In the Yara paste plant project, a high level of system integration was desired. The controller user interface, alarms, interlockings, history data and documentation were therefore all implemented into the customer DCS, giving operators full functionality from the interface also used for plant control. The ACT Thickener Optimizer system also included a remote connection to the Outotec network, so that the controller performance monitoring, tuning, and support could also be performed remotely.
The controlled variables in the optimizing system are, underflow density [kg/m3], overflow solids content [%], bed mass [%], bed level [m] and rake torque [%]. Underflow density was selected as a primary control variable, which has a precise target value and the highest priority during normal operation. Overflow solids is the second most important variable. Overall, the system should run with minimal flocculant dosage to minimize plant operating costs.

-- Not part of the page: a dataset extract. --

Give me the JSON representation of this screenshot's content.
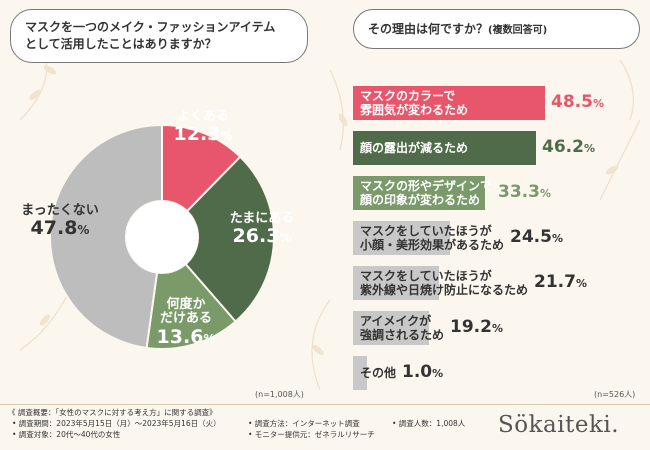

The ACT Thickener Optimizer has been in use at the Yara paste plant since May 2017. Experiences have been good, and operators have adopted the controls well in their daily toolkit. Since start-up, the controls have been in continuous use. It is only during exceptional situations such as underflow line flushing or maintenance work that manual operations are needed. Overall, the controls usage rates have been over 92%.
The basic operating principle is to run the system with the highest possible density that still ensures trouble-free pumping. In practice, this means the operator adjusts the density target value in accordance with the observed pumping behavior and the discharged slurry visuals. As the paste plant is operating very close to the corner point in the solids content vs. yield stress curve, even a very small 10-20kg/m3 change in density makes a remarkable difference in pumping resistance.
One of the Yara paste key targets was continuous operation with 68-70% underflow solids content. As seen from site trend lines (June-Aug 2017), the actual operating window of both thickeners is 66–68%. Actual operating values are slightly lower than original targets due to the fact the targeted beach slopes are exceeded already with this operating range, so no requirement for higher solids content.
Since the paste plant started up in February 2017, it has delivered a consistent performance level. One year of operation has shown overall plant availability at over 97%. Underflow solids content is kept continuously on the required operating window, and the achieved average beach slope angles are over 3.5 degrees. Average solids content in February-November 2017 has been 67.5% and the overall solids content operating range 66–69%. The main variation comes from density setpoint changes done by the operator. In the below figure, the solids content target value calculated from the actual density target is shown as a blue line, and the measured value with a green line.
One of control system’s benefits is the reduced overall 10-20% flocculant consumption. Since overall tonnage is high, this means remarkable savings in plant operating costs.
A major long-term target for Yara is remote paste plant operation from the main concentrator plant. Currently, the plant is partly manned, and it operates autonomously during night shifts and it is operated remotely from the main plant. The next step is to gradually move to fully remote operation.
With the Outotec ACT Thickener Optimizer, the paste thickeners can consistently run with high and stable underflow solids content of 66–68%, regardless of challenging mineralogy and tailings feed rate variation. This results in average beach slope angles of 3.5 degrees (6.1%) in the tailings disposal area. Additionally, the control pushes the system towards the minimum use of flocculant, delivering 10-20% savings in flocculant costs. The optimizing controller also helps in underflow pumping, as it keeps the process in its operation window, with fewer manual operations required.